Ad un 85enne, trasfuso con sangue infetto nel 1968 al Goretti di Latina, verranno pagati poco meno di 300mila euro. Lo ha deciso all’udienza di martedì scorso (18/10) la Corte di Appello di Roma con la sentenza n. 6501. Lo Stato italiano aveva appellato la precedente sentenza del Tribunale di Roma del 2014 di condanna al risarcimento. L’85enne di Latina era stato contagiato dal 1968 all’età di 31 anni ed aveva poi scoperto di essere positivo al virus dell’epatite C solo nel nel 1996 quando la malattia lo aveva, nel frattempo, danneggiato. Dopo 54 anni di convivenza con un virus, e dopo due processi di primo e secondo grado che hanno confermato l’impianto processuale dell’avvocato Renato Mattarelli (che lo ha assistito) l’85enne ha una certezza: le trasfusioni del Goretti del ’68 che gli hanno rovinato la vita erano infette e potevano essere evitate. Questo spiega il perché, ancor prima di scoprire nel 1996 di essere stato contagiato, l’uomo si sentiva sempre stanco, tanto da essere considerato uno sfaticato. La verità è che era affetto dal 1968 da una malattia che al tempo non era nemmeno conosciuta e che gli provocava spossatezza. All’epoca infatti il virus HCV responsabile dell’epatite C non era ancora stato isolato e solo nel 1988 venne approntato il primo test. Proprio su questo lo Stato italiano ha appellato la sentenza del tribunale che aveva accolto la tesi dell’avvocato Mattaelli.
Secondo il legale a cui l’uomo si è rivolto – a prescindere dalla scoperta del virus responsabile dell’epatite C (che in effetti nel 1968 era sconosciuto) e del fatto che solo 20 anni dopo (1988) venne approntato il primo test per rilevare l’HCV nel sangue dei donatori – la responsabilità per i contagi da trasfusioni di sangue delle amministrazioni sanitarie non decorre dagli anni in cui la scienza aveva scoperto il virus (ed inventato il test per rilevarlo) ma da quando, con i mezzi diagnostici a disposizione all’epoca, era possibile indirettamente evitare il contagio e quindi già negli anni ’60.

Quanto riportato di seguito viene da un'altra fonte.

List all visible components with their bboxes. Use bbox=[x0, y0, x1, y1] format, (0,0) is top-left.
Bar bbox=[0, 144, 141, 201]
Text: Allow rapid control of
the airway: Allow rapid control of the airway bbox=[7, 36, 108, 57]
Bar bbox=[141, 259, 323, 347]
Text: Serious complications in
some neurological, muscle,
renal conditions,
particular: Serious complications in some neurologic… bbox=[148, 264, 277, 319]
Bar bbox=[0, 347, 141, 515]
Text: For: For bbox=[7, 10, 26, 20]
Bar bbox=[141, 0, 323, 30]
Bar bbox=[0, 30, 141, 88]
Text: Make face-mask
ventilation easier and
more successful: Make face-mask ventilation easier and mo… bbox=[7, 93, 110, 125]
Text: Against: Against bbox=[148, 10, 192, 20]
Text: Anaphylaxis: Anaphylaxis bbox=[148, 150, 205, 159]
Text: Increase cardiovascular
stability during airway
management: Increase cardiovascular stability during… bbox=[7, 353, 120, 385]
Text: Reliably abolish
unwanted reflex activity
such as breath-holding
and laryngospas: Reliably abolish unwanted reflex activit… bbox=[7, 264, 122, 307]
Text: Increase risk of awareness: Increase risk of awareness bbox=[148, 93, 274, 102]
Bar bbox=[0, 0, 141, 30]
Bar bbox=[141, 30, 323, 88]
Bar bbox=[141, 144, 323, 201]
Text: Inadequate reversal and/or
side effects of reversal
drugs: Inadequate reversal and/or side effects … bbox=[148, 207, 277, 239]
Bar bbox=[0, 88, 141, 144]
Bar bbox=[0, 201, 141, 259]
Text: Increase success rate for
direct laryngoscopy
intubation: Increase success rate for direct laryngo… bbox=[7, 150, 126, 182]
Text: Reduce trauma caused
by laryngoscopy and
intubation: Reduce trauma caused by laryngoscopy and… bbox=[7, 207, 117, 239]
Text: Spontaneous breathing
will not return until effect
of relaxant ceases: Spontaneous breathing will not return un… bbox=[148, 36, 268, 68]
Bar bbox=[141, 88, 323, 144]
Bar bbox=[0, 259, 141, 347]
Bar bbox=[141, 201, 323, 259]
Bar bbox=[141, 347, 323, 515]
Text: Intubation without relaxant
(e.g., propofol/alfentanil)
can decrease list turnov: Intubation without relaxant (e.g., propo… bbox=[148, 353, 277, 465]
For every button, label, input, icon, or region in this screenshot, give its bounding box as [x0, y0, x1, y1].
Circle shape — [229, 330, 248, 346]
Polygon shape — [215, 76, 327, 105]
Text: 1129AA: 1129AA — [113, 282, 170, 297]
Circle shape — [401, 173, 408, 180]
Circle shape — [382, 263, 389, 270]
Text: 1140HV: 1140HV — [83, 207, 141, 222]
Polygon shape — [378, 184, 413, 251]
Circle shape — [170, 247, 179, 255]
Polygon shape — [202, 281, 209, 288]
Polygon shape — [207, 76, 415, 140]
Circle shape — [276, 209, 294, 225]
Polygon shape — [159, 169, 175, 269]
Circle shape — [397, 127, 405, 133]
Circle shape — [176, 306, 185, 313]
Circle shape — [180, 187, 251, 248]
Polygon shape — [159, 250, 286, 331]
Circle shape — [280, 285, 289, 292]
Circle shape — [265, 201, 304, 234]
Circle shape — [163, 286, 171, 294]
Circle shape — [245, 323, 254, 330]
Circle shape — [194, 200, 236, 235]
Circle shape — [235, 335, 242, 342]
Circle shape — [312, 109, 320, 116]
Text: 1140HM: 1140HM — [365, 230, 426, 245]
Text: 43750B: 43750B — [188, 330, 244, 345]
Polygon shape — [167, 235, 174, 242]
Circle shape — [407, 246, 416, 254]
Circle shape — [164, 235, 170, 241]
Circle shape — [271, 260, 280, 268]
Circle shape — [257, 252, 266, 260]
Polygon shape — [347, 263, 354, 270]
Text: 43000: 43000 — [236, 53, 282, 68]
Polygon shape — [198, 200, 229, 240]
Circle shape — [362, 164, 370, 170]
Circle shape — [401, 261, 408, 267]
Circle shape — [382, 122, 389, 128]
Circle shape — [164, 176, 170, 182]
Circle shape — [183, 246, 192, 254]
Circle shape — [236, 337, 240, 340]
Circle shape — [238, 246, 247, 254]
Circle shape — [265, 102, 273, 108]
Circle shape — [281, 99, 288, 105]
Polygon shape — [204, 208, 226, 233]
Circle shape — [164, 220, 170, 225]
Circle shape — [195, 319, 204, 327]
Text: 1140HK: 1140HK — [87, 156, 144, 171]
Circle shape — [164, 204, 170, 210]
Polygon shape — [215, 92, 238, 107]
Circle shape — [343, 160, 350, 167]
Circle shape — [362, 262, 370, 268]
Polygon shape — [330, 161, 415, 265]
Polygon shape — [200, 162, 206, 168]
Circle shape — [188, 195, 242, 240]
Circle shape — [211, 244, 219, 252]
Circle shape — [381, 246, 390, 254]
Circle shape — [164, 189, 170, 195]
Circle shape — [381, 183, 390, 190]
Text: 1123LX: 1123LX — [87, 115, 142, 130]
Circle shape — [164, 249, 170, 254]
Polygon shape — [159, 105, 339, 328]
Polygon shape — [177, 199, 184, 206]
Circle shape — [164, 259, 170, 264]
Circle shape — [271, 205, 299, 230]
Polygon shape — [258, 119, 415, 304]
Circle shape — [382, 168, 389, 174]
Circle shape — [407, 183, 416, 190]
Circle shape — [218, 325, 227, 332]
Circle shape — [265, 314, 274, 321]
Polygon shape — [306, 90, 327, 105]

Il Tribunale prima, e la Corte di appello di Roma hanno quindi accertato e confermato che le trasfusioni di sangue somministrate nel 1968 al Goretti di Latina all’allora 31enne potevano essere controllate ed evitate (se non direttamente per il tipo di virus e il test sconosciuto all’epoca), almeno indirettamente, ad esempio: attraverso la distruzione del sangue dei donatori che presentavano valori elevati delle transaminasi quali indici di una sofferenza epatica (a sua volta indice di un’infiammazione virale). Sicuramente fra i fattori della vittoria giudiziaria c’è la “scoperta” da parte dell’avvocato Mattarelli di una remotissima sentenza della Suprema Corte di Cassazione del Regno d’Italia del 1936 (precedente quindi alla seconda guerra mondiale che occasionò l’uso massimo delle trasfusioni di sangue sui feriti e all’Italia repubblicana) che dichiara quasi 100 anni fa la pericolosità infettiva delle emotrasfusioni: “…è di comune conoscenza che la trasfusione del sangue, rimedio prezioso per casi clinici talvolta disperati, è anche il mezzo diretto e sicuro per comunicare infezioni da soggetto a soggetto…” (Cass. civ., sez. un., 19 giugno 1936).